Retour de la chronique vintage à l’occasion d’un bouleversement géopolitique majeur : le 9 novembre 1989, Jean Wendling hérite des attributions de Jean-Pierre Dogliani, homme-lige de Daniel Hechter à Strasbourg depuis trois ans...

Résumé de l’épisode précédent : le duo Djorkaeff-Monczuk permet au Racing, en dépit de son irrégularité chronique, de continuer à briguer la montée en première division. La phase aller se conclura sur un déplacement crucial chez le leader nancéien.

L’ancien international, devenu cadre chez le Coq Sportif, faisait l’objet d’une cour assidue depuis plusieurs années. Daniel Hechter était parvenu à l’attirer au comité de gestion, le voici propulsé en première ligne, sorte de directeur général chargé de la gestion quotidienne du Racing, tant au niveau sportif qu’administratif.

Le remplacement de l’ex-capitaine du Paris-SG témoigne de la « réalsacianisation » du club : tandis que se préfigure en début d’année prochaine la société d’économie mixte (la fameuse SEM) appelée de ses vœux par la municipalité, Hechter apparaît de plus en plus marginalisé. En sacrifiant son bras droit, le couturier espère sans doute reprendre la main.

Novembre s’ouvre sur un gros weekend sportif en Alsace. Mobilisé par un déplacement décisif à Marcel-Picot, le Racing délaisse sa pelouse au profit du XV de France pour un test-match face à l’Australie.

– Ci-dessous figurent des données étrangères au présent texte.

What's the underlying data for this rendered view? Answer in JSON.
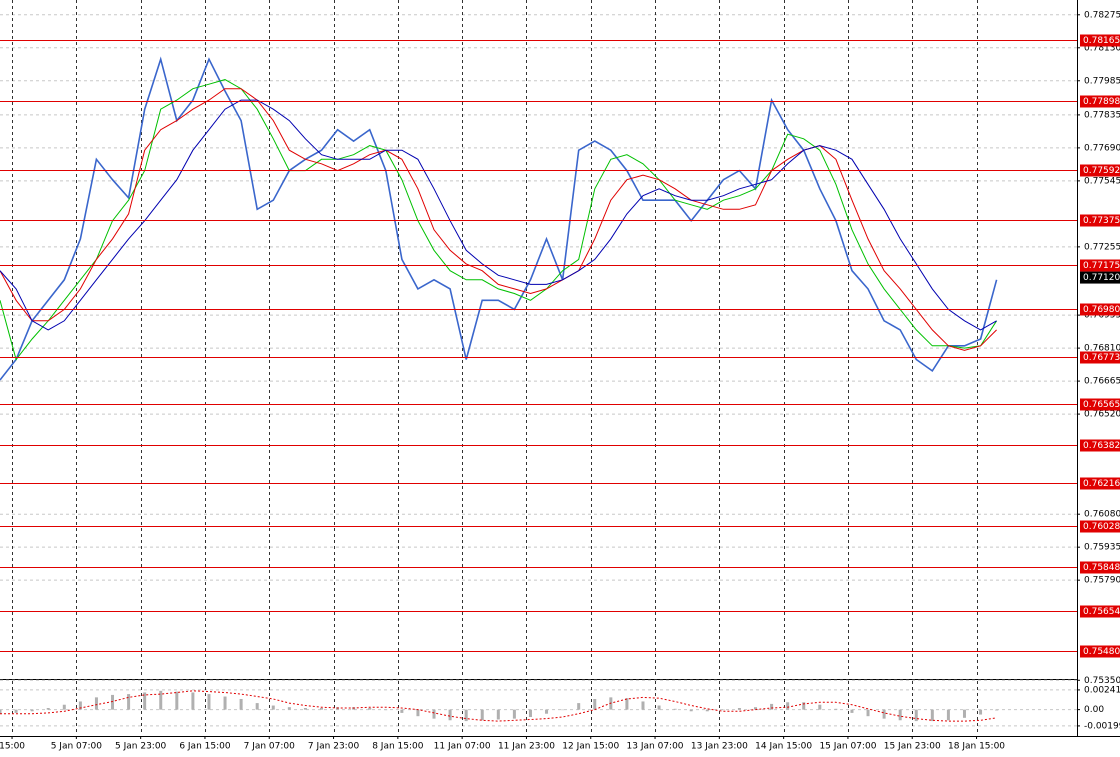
{
  "chart_data": [
    {
      "type": "line",
      "x": [
        0,
        4,
        8,
        12,
        16,
        20,
        24,
        28,
        32,
        36,
        40,
        44,
        48,
        52,
        56,
        60,
        64,
        68,
        72,
        76,
        80,
        84,
        88,
        92,
        96,
        100,
        104,
        108,
        112,
        116,
        120,
        124,
        128,
        132,
        136,
        140,
        144,
        148,
        152,
        156,
        160,
        164,
        168,
        172,
        176,
        180,
        184,
        188,
        192,
        196,
        200,
        204,
        208,
        212,
        216,
        220,
        224,
        228,
        232,
        236,
        240,
        244,
        248
      ],
      "xlim": [
        0,
        268
      ],
      "xticks": [
        {
          "value": 3,
          "label": "15:00"
        },
        {
          "value": 19,
          "label": "5 Jan 07:00"
        },
        {
          "value": 35,
          "label": "5 Jan 23:00"
        },
        {
          "value": 51,
          "label": "6 Jan 15:00"
        },
        {
          "value": 67,
          "label": "7 Jan 07:00"
        },
        {
          "value": 83,
          "label": "7 Jan 23:00"
        },
        {
          "value": 99,
          "label": "8 Jan 15:00"
        },
        {
          "value": 115,
          "label": "11 Jan 07:00"
        },
        {
          "value": 131,
          "label": "11 Jan 23:00"
        },
        {
          "value": 147,
          "label": "12 Jan 15:00"
        },
        {
          "value": 163,
          "label": "13 Jan 07:00"
        },
        {
          "value": 179,
          "label": "13 Jan 23:00"
        },
        {
          "value": 195,
          "label": "14 Jan 15:00"
        },
        {
          "value": 211,
          "label": "15 Jan 07:00"
        },
        {
          "value": 227,
          "label": "15 Jan 23:00"
        },
        {
          "value": 243,
          "label": "18 Jan 15:00"
        }
      ],
      "ylim": [
        0.7536,
        0.7834
      ],
      "yticks": [
        {
          "value": 0.78275,
          "label": "0.78275"
        },
        {
          "value": 0.7813,
          "label": "0.78130"
        },
        {
          "value": 0.77985,
          "label": "0.77985"
        },
        {
          "value": 0.77835,
          "label": "0.77835"
        },
        {
          "value": 0.7769,
          "label": "0.77690"
        },
        {
          "value": 0.77545,
          "label": "0.77545"
        },
        {
          "value": 0.77255,
          "label": "0.77255"
        },
        {
          "value": 0.76955,
          "label": "0.76955"
        },
        {
          "value": 0.7681,
          "label": "0.76810"
        },
        {
          "value": 0.76665,
          "label": "0.76665"
        },
        {
          "value": 0.7652,
          "label": "0.76520"
        },
        {
          "value": 0.7608,
          "label": "0.76080"
        },
        {
          "value": 0.75935,
          "label": "0.75935"
        },
        {
          "value": 0.7579,
          "label": "0.75790"
        },
        {
          "value": 0.7535,
          "label": "0.75350"
        }
      ],
      "grid": true,
      "levels": [
        {
          "value": 0.78165,
          "label": "0.78165"
        },
        {
          "value": 0.77898,
          "label": "0.77898"
        },
        {
          "value": 0.77592,
          "label": "0.77592"
        },
        {
          "value": 0.77375,
          "label": "0.77375"
        },
        {
          "value": 0.77175,
          "label": "0.77175"
        },
        {
          "value": 0.7698,
          "label": "0.76980"
        },
        {
          "value": 0.76773,
          "label": "0.76773"
        },
        {
          "value": 0.76565,
          "label": "0.76565"
        },
        {
          "value": 0.76382,
          "label": "0.76382"
        },
        {
          "value": 0.76216,
          "label": "0.76216"
        },
        {
          "value": 0.76028,
          "label": "0.76028"
        },
        {
          "value": 0.75848,
          "label": "0.75848"
        },
        {
          "value": 0.75654,
          "label": "0.75654"
        },
        {
          "value": 0.7548,
          "label": "0.75480"
        }
      ],
      "level_color": "#e00000",
      "current_price": {
        "value": 0.7712,
        "label": "0.77120"
      },
      "series": [
        {
          "color": "#3a66cc",
          "values": [
            0.7667,
            0.7676,
            0.7693,
            0.7702,
            0.7711,
            0.7729,
            0.7764,
            0.7755,
            0.7747,
            0.7786,
            0.7808,
            0.7781,
            0.779,
            0.7808,
            0.7794,
            0.7781,
            0.7742,
            0.7746,
            0.7759,
            0.7764,
            0.7768,
            0.7777,
            0.7772,
            0.7777,
            0.7759,
            0.772,
            0.7707,
            0.7711,
            0.7707,
            0.7676,
            0.7702,
            0.7702,
            0.7698,
            0.7711,
            0.7729,
            0.7711,
            0.7768,
            0.7772,
            0.7768,
            0.7759,
            0.7746,
            0.7746,
            0.7746,
            0.7737,
            0.7746,
            0.7755,
            0.7759,
            0.7751,
            0.779,
            0.7777,
            0.7768,
            0.7751,
            0.7737,
            0.7715,
            0.7707,
            0.7693,
            0.7689,
            0.7676,
            0.7671,
            0.7682,
            0.7682,
            0.7685,
            0.7711
          ]
        },
        {
          "color": "#00c000",
          "values": [
            0.7702,
            0.7676,
            0.7685,
            0.7693,
            0.7702,
            0.7711,
            0.772,
            0.7737,
            0.7746,
            0.7759,
            0.7786,
            0.779,
            0.7795,
            0.7797,
            0.7799,
            0.7795,
            0.7786,
            0.7773,
            0.7759,
            0.7759,
            0.7764,
            0.7764,
            0.7766,
            0.777,
            0.7768,
            0.7755,
            0.7737,
            0.7724,
            0.7715,
            0.7711,
            0.7711,
            0.7707,
            0.7705,
            0.7702,
            0.7707,
            0.7715,
            0.772,
            0.7751,
            0.7764,
            0.7766,
            0.7762,
            0.7755,
            0.7746,
            0.7744,
            0.7742,
            0.7746,
            0.7748,
            0.7751,
            0.7759,
            0.7775,
            0.7773,
            0.7768,
            0.7753,
            0.7733,
            0.7718,
            0.7707,
            0.7698,
            0.7689,
            0.7682,
            0.7682,
            0.7681,
            0.7682,
            0.7693
          ]
        },
        {
          "color": "#e00000",
          "values": [
            0.7715,
            0.7702,
            0.7693,
            0.7693,
            0.7698,
            0.7707,
            0.772,
            0.7729,
            0.774,
            0.7768,
            0.7777,
            0.7781,
            0.7786,
            0.779,
            0.7795,
            0.7795,
            0.779,
            0.7781,
            0.7768,
            0.7764,
            0.7762,
            0.7759,
            0.7762,
            0.7766,
            0.7768,
            0.7764,
            0.7751,
            0.7733,
            0.7724,
            0.7718,
            0.7715,
            0.7709,
            0.7707,
            0.7705,
            0.7707,
            0.7711,
            0.7715,
            0.7729,
            0.7746,
            0.7755,
            0.7757,
            0.7755,
            0.7751,
            0.7746,
            0.7744,
            0.7742,
            0.7742,
            0.7744,
            0.7759,
            0.7764,
            0.7768,
            0.777,
            0.7764,
            0.7746,
            0.7729,
            0.7715,
            0.7707,
            0.7698,
            0.7689,
            0.7682,
            0.768,
            0.7682,
            0.7689
          ]
        },
        {
          "color": "#0000b0",
          "values": [
            0.7715,
            0.7707,
            0.7693,
            0.7689,
            0.7693,
            0.7702,
            0.7711,
            0.772,
            0.7729,
            0.7737,
            0.7746,
            0.7755,
            0.7768,
            0.7777,
            0.7786,
            0.779,
            0.779,
            0.7786,
            0.7781,
            0.7773,
            0.7766,
            0.7764,
            0.7764,
            0.7764,
            0.7768,
            0.7768,
            0.7764,
            0.7751,
            0.7737,
            0.7724,
            0.7718,
            0.7713,
            0.7711,
            0.7709,
            0.7709,
            0.7711,
            0.7715,
            0.772,
            0.7729,
            0.774,
            0.7748,
            0.7751,
            0.7748,
            0.7746,
            0.7746,
            0.7748,
            0.7751,
            0.7753,
            0.7755,
            0.7762,
            0.7768,
            0.777,
            0.7768,
            0.7764,
            0.7753,
            0.7742,
            0.7729,
            0.7718,
            0.7707,
            0.7698,
            0.7693,
            0.7689,
            0.7693
          ]
        }
      ]
    },
    {
      "type": "bar",
      "x": [
        0,
        4,
        8,
        12,
        16,
        20,
        24,
        28,
        32,
        36,
        40,
        44,
        48,
        52,
        56,
        60,
        64,
        68,
        72,
        76,
        80,
        84,
        88,
        92,
        96,
        100,
        104,
        108,
        112,
        116,
        120,
        124,
        128,
        132,
        136,
        140,
        144,
        148,
        152,
        156,
        160,
        164,
        168,
        172,
        176,
        180,
        184,
        188,
        192,
        196,
        200,
        204,
        208,
        212,
        216,
        220,
        224,
        228,
        232,
        236,
        240,
        244,
        248
      ],
      "xlim": [
        0,
        268
      ],
      "ylim": [
        -0.0031,
        0.0035
      ],
      "yticks": [
        {
          "value": 0.00241,
          "label": "0.00241"
        },
        {
          "value": 0,
          "label": "0.00"
        },
        {
          "value": -0.00199,
          "label": "-0.00199"
        }
      ],
      "color": "#b0b0b0",
      "values": [
        -0.0005,
        -0.0004,
        -0.0002,
        0.0002,
        0.0006,
        0.001,
        0.0015,
        0.0018,
        0.0019,
        0.0021,
        0.0023,
        0.0022,
        0.0021,
        0.0019,
        0.0016,
        0.0013,
        0.0008,
        0.0005,
        0.0003,
        0.0002,
        0.0002,
        0.0003,
        0.0003,
        0.0002,
        0,
        -0.0004,
        -0.0008,
        -0.0011,
        -0.0013,
        -0.0014,
        -0.0013,
        -0.0012,
        -0.0011,
        -0.0009,
        -0.0005,
        0,
        0.0008,
        0.0013,
        0.0015,
        0.0014,
        0.001,
        0.0005,
        0.0001,
        -0.0002,
        -0.0002,
        0,
        0.0002,
        0.0003,
        0.0007,
        0.0009,
        0.0009,
        0.0006,
        0.0001,
        -0.0004,
        -0.0008,
        -0.0011,
        -0.0013,
        -0.0014,
        -0.0014,
        -0.0013,
        -0.001,
        -0.0006,
        -0.0001
      ],
      "signal": {
        "color": "#e00000",
        "values": [
          -0.0005,
          -0.0005,
          -0.0005,
          -0.0004,
          -0.0002,
          0.0002,
          0.0006,
          0.001,
          0.0015,
          0.0018,
          0.0019,
          0.0021,
          0.0023,
          0.0022,
          0.0021,
          0.0019,
          0.0016,
          0.0013,
          0.0008,
          0.0005,
          0.0003,
          0.0002,
          0.0002,
          0.0003,
          0.0003,
          0.0002,
          0,
          -0.0004,
          -0.0008,
          -0.0011,
          -0.0013,
          -0.0014,
          -0.0013,
          -0.0012,
          -0.0011,
          -0.0009,
          -0.0005,
          0,
          0.0008,
          0.0013,
          0.0015,
          0.0014,
          0.001,
          0.0005,
          0.0001,
          -0.0002,
          -0.0002,
          0,
          0.0002,
          0.0003,
          0.0007,
          0.0009,
          0.0009,
          0.0006,
          0.0001,
          -0.0004,
          -0.0008,
          -0.0011,
          -0.0013,
          -0.0014,
          -0.0014,
          -0.0013,
          -0.001
        ]
      }
    }
  ]
}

La déroute (15-32, quatre essais australiens à rien) sera jugée secondaire au regard du succès populaire recueilli dans cette terre de mission qu’est l’Alsace pour le ballon ovale.

Quant au Stade de l’Ill, il s’offre même un record d’affluence pour la venue de l’armada marseillaise, privée toutefois de Papin et Francescoli : 17.342 spectateurs assistent à une défaite honorable 1-2. D’une voracité sans limite, Bernard Tapie enregistrera au cours du mois l’arrivée du jeune libero Didier Deschamps, capitaine du FC Nantes.

Et le Racing dans tout cela ? Vêtu de jaune et noir, il accomplit à Nancy l’une de ces prestations caractéristiques que l’on juge aujourd’hui mythiques mais qui ont certainement conduit à des vagues de suicides il y a trente ans. Pensez-donc : Strasbourg a le match en main et mène 3-1 à la 30’, ce qui lui permettrait de revenir dans la foulée de l’ASNL, leader depuis le mois d’août. Oubliés, le changement d’entraîneur, les nuls en pagaille à domicile, le fiasco Allofs…

Et là, patatras ! Nancy revient juste avant la mi-temps à 3-2 sur une action emberlificotée, dans la confusion se déclenche une bagarre générale. Les deux malabars Buisine et Deplanche qui ont échangé des bourre-pifs en sont quittes pour regagner les vestiaires.
Privé de sa poutre défensive, le Racing s’écroule en seconde période et s’incline sur une réalisation de l’espoir David Zitelli, à peine remis d’une fracture de la malléole qui l’avait éloigné des terrains durant trois mois. 4-3, Strasbourg est finalement repoussé à cinq points de l’accession directe en Division 1.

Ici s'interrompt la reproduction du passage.